Michael has provided a great overview of the most widely used 409A valuation methodology used for determining an implied enterprise value and an implied value for the common shares of a company based upon a recent arms-length financing transaction. The Option Pricing Model (OPM) is a quick, easy and accepted methodology, especially given the tremendous uncertainty for a very early stage company.
However, like most one-size-fits-all solutions, there are short-comings to the OPM. It has been documented in many articles published over the past 18 months that the OPM tends to overvalue the common share price. There are two widely-circulated articles that have received substantial response and rebuttal(http://www.svb.com/pdfs/BlackScholes0110.pdf and http://www.pluris.com/files/PDFs/A_Matter_of_Liquidity_2_14_11.pdf?utm_source=Boomerang&utm_medium=Email&utm_term=%93A+Matter+of+Liquidity+%96+Why+the+Black%2DScholes+Model+Over%2DValues+Conversion+Options%[email protected]&utm_campaign=How+Badly+Does+Black%2DScholes+Over%2DValue+Derivatives%3F). Understanding that you probably do not have the time to pour over these articles, the over-simplified summary is that the OPM is based on a Black-Scholes calcuation that has a probability distribution that may not appropriately mimic the chances of success and failure of an individual start-up company.
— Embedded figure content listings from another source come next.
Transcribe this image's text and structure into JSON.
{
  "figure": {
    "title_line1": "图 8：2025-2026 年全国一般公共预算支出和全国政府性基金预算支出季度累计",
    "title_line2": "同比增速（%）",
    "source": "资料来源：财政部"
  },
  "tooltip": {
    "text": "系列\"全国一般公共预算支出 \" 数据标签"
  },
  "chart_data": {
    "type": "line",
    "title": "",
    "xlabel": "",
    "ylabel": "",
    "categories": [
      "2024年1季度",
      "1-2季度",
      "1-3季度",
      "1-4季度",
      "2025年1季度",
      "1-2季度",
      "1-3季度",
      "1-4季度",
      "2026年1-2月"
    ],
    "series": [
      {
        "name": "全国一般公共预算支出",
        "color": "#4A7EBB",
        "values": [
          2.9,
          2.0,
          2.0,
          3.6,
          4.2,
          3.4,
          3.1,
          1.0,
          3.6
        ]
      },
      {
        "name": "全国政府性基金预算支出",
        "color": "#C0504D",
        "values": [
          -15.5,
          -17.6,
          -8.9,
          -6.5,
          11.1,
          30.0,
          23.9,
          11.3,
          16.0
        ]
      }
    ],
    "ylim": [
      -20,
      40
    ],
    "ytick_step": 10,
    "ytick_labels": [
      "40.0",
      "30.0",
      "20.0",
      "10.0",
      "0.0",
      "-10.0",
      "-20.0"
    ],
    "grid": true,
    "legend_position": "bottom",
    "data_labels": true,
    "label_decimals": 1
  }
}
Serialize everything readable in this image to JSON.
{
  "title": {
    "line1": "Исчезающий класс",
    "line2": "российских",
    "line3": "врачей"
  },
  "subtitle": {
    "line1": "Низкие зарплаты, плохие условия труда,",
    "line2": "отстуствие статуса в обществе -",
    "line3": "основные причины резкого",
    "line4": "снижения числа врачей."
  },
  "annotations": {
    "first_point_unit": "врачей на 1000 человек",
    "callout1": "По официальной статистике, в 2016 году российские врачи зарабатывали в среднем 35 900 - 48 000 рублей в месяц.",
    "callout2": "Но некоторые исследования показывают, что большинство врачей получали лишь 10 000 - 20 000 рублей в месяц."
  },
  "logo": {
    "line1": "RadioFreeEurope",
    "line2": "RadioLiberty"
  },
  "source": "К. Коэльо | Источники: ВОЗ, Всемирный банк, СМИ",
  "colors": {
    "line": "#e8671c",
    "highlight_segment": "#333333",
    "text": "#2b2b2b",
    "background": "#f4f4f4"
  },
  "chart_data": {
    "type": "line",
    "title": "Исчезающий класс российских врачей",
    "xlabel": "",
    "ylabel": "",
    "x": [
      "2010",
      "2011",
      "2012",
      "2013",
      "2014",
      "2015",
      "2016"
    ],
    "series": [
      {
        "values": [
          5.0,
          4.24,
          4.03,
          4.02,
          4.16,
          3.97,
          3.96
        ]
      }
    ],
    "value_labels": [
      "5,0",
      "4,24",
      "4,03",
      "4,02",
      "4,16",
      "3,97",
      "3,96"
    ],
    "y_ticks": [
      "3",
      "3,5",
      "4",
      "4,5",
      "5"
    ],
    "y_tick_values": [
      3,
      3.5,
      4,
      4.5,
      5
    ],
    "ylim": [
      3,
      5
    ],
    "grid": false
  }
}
If you are looking to value your company for a 409A exercise based on a recent transaction, it is best to consult with a valuations firm that can take into account all of the facts and circumstances regarding your company and the transaction to determine an appropriate, defensible, and AICPA Guideline approved value. There are multiple approved methodologies and allocation methods and selecting the right one for your company is best done at an individual company level.
On the other hand, if you are looking to value your company as you are trying to figure out what it may be worth as you are seeking financing, the OPM will not work for you, as described above, as it requires a recent arms-length financing transaction. Again, Michael described for you an accepted practice supported by substantial financial literature in prescribing a discounted cash flow (DCF) analysis. However, this also has limitations as it is best applied to later stage companies than recently founded start-ups.
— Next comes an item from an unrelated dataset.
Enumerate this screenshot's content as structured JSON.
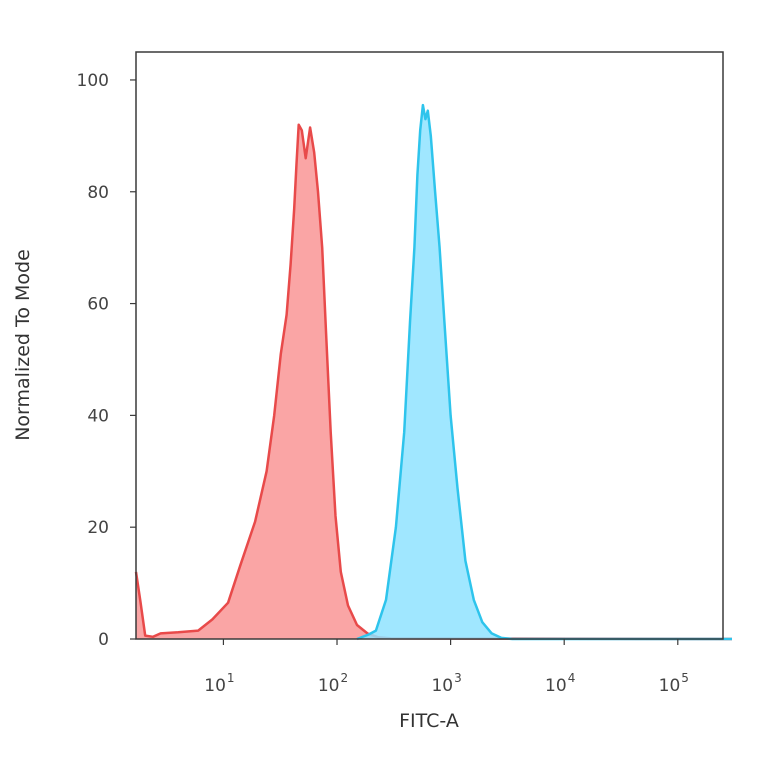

There is another widely-accepted methodology called the Probability-Weighted Expected Return Method (PWERM), which is another way of saying look at the potential exit timing, size and probability, take into account the required funding to achieve those potential exits, and allocate that value based on projected ownership at the time of exit. Clearly, this has a lot of variables that need to be determined, verified and supported, but there is substantial research out there on early stage companies that can provide appropriate ranges. This also tends to mirror the way that investors look at an investment, which allows you to see how the other half of your potential transaction is thinking.
Hopefully this provides some additional clarity regarding some potential approaches, depending upon your situation.
I would recommend getting a 3rd party and not do this on your own. This is an easy one to answer - just say no to doin it yourself. You want to have a valuation for granting options that is completely defensible to the IRS and do not want to allow employees to take any risks. And you do not want the company to have any risks with employees coming back and complaining about the valuation and IRS penalties.
Valuation can be important for the employee stock option plan. Check out this quick video on 409A. It's entertaining: http://www.xtranormal.com/watch/7471325/option-pricing-made-easy
Good comments, DCF is useful for companies with an operating history and positive cash flows, early-stage pre-revenue companies that are not near a financing marker or valid market proxy as such are much more difficult to value.
I do disagree with excluding firms that offshore (contrary to the above), so long as the firm used utilizes professionals with similar credentials (CFA, CVA, etc.), the report is ASA-BV and USPAP compliant, and the firm will be familiar with the AICPA practice aid, why not leverage the price / quality arbitrage?